The Miami Herald
October 24, 2000

Argentine president replaces scandal-plagued intelligence chief


 BUENOS AIRES -- Argentine President Fernando de la Rúa appointed a new
 intelligence chief Monday in an effort to surmount a political scandal over his
 former spy master, who said he became a political target when he axed former
 agents and corrupt journalists from his agency's payroll.

 Outgoing intelligence chief Fernando de Santibáñez, a wealthy banker and one of
 de la Rúa's closest friends, had been publicly accused by former Vice President
 Carlos ``Chacho'' Alvarez of having paid up to $10 million in bribes to opposition
 legislators to pass a government-backed labor law. Both Santibáñez and de la
 Rúa have denied the charge.

 But in his resignation letter Friday, Santibáñez said he was the target of political
 attacks by some of the more than 1,000 spies he had laid off as part of a major
 reform of the State Intelligence Service, which resulted in a 45 percent cut in the
 agency's overall budget.

 Since the de la Rúa government took office nearly a year ago, the intelligence
 service ``is no longer used as a political tool and has become a professional
 institution'' aimed at fighting drug trafficking, terrorism, money laundering and
 organized crime, he said. Many of the ousted spies ``worked breathlessly against
 the reforms,'' he said.

 Although he did not mention it in his resignation letter, Santibáñez told reporters
 privately that part of the attacks against him had come from up to 30 corrupt
 journalists who had been receiving money from the agency before the budget

 According to Santibáñez, the money for the journalists came from the intelligence
 service's secret funds. A September 2000 confidential report from the spy agency
 obtained by The Herald shows that the service's ``strictly secret'' funds were cut
 from $174 million in 1999 -- the last year of President Carlos Menem's
 administration -- to $30.7 million during the first year of de la Rúa's government.
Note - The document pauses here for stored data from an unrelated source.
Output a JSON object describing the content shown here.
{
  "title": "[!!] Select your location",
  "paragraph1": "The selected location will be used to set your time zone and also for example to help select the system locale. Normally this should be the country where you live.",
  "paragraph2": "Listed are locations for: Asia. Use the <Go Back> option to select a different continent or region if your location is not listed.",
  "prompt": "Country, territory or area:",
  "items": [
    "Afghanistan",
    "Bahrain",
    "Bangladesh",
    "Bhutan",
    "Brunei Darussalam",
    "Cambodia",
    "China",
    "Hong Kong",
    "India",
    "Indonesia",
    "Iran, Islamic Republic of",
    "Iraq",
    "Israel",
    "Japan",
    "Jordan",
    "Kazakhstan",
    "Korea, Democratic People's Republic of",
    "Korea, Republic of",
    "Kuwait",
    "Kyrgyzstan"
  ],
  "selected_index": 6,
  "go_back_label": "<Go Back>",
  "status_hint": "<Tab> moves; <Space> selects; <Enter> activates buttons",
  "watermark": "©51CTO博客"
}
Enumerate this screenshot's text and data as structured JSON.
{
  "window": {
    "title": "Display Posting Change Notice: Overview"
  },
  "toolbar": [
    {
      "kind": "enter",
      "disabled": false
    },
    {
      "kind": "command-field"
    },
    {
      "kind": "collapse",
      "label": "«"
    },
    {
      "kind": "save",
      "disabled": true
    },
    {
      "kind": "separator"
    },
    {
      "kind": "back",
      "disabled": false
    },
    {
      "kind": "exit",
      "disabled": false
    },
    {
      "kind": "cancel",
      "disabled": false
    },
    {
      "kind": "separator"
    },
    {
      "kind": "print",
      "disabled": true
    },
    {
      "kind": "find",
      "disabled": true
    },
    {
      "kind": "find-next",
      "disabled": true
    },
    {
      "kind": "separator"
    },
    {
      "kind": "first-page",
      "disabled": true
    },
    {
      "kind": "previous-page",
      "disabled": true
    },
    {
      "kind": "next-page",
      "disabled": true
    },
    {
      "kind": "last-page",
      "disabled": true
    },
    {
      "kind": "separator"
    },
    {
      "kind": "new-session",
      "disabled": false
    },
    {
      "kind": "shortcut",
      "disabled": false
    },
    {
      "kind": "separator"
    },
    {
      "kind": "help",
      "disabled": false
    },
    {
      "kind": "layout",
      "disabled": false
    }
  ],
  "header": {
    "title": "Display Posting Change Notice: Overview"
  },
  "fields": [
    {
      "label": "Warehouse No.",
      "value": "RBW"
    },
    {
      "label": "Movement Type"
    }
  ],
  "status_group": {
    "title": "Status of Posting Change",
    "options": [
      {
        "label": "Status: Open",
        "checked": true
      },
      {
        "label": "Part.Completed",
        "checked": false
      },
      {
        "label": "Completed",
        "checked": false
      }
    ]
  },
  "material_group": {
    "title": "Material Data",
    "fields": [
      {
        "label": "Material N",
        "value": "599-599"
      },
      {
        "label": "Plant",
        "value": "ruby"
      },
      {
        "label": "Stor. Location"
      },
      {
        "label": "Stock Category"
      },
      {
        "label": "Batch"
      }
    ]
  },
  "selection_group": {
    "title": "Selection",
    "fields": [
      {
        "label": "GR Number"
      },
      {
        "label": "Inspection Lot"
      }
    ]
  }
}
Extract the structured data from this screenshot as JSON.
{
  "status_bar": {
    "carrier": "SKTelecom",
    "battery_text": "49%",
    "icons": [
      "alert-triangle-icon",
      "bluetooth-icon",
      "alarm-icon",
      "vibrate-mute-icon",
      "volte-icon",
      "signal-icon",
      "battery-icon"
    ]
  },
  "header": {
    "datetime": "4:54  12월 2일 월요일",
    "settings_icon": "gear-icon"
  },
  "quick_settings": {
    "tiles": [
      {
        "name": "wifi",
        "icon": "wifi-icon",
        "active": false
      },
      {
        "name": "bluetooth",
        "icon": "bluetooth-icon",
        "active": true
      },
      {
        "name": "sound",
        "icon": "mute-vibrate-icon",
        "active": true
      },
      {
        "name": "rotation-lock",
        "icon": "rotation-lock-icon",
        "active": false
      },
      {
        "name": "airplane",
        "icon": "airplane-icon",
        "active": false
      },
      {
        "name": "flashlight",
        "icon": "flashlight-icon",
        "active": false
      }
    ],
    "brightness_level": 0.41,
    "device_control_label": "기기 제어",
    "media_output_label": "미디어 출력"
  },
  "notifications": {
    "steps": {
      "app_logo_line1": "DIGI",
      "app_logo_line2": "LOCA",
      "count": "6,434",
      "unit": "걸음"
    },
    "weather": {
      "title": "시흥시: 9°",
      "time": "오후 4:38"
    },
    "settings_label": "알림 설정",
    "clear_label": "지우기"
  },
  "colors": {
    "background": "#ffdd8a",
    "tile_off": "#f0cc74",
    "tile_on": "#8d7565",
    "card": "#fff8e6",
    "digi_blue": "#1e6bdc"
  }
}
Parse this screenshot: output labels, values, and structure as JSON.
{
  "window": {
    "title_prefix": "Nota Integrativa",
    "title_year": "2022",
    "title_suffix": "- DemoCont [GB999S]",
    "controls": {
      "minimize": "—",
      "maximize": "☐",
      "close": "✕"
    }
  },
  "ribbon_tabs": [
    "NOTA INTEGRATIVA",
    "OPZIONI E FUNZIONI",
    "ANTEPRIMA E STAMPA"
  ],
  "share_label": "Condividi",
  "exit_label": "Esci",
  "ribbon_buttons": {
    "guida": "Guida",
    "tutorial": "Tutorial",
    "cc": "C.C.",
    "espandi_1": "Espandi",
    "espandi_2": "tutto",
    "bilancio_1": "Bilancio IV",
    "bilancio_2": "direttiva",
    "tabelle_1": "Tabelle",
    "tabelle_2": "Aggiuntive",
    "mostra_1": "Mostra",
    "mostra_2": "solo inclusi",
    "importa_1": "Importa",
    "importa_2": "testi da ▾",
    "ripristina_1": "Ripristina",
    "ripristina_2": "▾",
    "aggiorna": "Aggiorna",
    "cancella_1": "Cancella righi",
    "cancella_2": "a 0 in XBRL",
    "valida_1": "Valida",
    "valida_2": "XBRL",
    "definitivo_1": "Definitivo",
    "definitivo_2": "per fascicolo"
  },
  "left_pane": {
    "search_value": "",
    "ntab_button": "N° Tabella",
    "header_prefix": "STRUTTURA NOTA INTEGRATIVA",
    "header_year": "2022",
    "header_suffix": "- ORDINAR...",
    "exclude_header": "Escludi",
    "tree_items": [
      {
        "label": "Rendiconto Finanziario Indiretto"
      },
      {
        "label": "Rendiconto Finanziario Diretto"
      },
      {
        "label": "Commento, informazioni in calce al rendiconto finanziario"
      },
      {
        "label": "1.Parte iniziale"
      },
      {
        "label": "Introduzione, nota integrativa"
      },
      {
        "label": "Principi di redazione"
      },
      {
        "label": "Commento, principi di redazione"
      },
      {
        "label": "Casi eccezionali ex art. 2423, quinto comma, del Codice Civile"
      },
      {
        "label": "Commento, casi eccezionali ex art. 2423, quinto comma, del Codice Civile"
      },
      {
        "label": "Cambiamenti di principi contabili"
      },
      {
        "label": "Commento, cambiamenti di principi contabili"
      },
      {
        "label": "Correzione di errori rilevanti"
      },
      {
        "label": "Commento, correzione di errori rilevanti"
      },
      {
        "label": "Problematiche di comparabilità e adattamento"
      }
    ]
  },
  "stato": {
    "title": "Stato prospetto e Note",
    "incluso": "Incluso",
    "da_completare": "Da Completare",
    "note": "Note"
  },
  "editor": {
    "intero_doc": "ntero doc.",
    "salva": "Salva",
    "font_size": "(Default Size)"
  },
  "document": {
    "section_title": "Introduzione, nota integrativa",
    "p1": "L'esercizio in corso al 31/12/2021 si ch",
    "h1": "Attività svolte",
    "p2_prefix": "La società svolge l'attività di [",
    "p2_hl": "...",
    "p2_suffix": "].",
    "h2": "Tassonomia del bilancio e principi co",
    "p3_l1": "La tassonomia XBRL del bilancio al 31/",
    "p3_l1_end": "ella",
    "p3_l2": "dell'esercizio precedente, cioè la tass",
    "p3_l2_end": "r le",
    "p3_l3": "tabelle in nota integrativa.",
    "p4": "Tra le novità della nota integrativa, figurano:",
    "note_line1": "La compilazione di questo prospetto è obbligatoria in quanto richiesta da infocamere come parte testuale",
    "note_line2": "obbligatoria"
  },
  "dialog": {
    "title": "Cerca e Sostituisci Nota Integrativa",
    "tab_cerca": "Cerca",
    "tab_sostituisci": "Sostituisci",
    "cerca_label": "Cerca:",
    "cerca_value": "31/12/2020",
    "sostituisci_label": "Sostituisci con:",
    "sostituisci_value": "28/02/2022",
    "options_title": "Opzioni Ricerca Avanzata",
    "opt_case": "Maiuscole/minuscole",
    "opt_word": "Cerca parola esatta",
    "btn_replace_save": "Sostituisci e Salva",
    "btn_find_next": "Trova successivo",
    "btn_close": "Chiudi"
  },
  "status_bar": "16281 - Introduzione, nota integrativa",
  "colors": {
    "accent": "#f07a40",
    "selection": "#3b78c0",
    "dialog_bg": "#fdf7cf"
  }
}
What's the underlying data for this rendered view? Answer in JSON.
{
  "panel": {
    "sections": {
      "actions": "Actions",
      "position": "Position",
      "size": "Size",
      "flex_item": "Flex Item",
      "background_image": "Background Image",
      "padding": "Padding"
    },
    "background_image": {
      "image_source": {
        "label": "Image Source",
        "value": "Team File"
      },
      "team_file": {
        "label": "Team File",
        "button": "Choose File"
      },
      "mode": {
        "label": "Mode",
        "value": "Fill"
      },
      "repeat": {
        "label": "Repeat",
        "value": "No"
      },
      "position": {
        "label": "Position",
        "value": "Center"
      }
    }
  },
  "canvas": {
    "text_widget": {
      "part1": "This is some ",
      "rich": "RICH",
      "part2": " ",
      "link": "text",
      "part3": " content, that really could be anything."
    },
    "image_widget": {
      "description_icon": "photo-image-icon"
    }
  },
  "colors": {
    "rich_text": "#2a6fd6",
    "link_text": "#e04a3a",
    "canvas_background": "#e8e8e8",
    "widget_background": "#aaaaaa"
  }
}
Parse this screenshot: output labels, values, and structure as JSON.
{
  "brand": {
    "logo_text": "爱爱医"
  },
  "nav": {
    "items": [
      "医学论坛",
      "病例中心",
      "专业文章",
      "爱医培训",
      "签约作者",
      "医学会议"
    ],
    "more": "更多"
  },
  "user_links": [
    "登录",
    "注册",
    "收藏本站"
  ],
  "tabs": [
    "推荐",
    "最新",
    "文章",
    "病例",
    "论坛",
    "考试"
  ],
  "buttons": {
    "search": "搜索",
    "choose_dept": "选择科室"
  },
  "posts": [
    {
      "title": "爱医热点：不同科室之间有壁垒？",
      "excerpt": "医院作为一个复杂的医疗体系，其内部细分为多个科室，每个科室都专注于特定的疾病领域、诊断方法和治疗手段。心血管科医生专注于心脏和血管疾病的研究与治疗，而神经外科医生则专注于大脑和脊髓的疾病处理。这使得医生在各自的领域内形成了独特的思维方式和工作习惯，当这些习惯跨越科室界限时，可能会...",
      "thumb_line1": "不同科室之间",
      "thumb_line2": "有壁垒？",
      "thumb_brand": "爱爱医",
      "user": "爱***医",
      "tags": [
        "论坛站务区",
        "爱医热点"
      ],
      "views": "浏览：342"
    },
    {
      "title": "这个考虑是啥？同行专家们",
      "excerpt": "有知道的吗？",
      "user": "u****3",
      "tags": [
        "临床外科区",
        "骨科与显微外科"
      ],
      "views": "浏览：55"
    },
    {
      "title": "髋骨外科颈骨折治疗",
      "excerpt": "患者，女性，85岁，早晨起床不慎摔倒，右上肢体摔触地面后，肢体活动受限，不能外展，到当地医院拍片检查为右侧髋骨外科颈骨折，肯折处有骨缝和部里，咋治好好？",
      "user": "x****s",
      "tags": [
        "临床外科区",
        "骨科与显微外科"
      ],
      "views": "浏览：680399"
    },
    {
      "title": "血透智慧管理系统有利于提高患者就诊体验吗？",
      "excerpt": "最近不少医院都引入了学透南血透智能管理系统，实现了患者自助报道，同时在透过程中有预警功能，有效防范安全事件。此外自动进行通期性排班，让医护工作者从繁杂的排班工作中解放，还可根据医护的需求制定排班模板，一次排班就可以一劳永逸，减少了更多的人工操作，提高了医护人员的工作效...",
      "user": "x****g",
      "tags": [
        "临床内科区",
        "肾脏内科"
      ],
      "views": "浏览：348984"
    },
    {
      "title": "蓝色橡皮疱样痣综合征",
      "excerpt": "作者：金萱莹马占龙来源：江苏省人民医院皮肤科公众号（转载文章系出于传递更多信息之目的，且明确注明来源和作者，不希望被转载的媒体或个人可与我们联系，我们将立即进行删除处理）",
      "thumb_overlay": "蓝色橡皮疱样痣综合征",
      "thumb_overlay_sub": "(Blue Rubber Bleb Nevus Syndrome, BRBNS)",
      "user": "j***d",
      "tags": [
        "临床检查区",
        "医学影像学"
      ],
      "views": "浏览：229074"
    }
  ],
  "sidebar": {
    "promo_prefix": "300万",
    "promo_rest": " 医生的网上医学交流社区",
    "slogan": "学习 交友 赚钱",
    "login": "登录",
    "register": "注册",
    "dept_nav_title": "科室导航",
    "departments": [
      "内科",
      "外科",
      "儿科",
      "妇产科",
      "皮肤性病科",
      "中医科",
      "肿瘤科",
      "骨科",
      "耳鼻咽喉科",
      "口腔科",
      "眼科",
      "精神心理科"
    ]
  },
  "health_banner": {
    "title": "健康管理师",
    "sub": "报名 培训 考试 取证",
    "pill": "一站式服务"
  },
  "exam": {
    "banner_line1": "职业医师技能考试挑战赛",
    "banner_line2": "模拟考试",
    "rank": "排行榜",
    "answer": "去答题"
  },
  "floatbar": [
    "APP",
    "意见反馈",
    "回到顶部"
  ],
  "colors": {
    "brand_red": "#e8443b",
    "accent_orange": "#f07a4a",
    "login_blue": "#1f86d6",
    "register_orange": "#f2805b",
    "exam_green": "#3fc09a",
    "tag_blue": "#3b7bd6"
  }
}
 Santibáñez told The Herald that he would not publicly name the journalists who
 he says received money from the intelligence service. Although there were
 witnesses who allegedly saw the journalists come once a month to get their
 money, it would be hard to prove that in court, he said.

 Santibáñez was replaced by Carlos Becerra, a long-time activist of de la Rúa's
 centrist political party. Political analysts interpreted the change as a boost for
 political leaders of the left wing of de la Rúa's ruling coalition, including former
 Vice President Alvarez and former President Raul Alfonsin, who had also
 criticized Santibáñez's free-market economic proposals.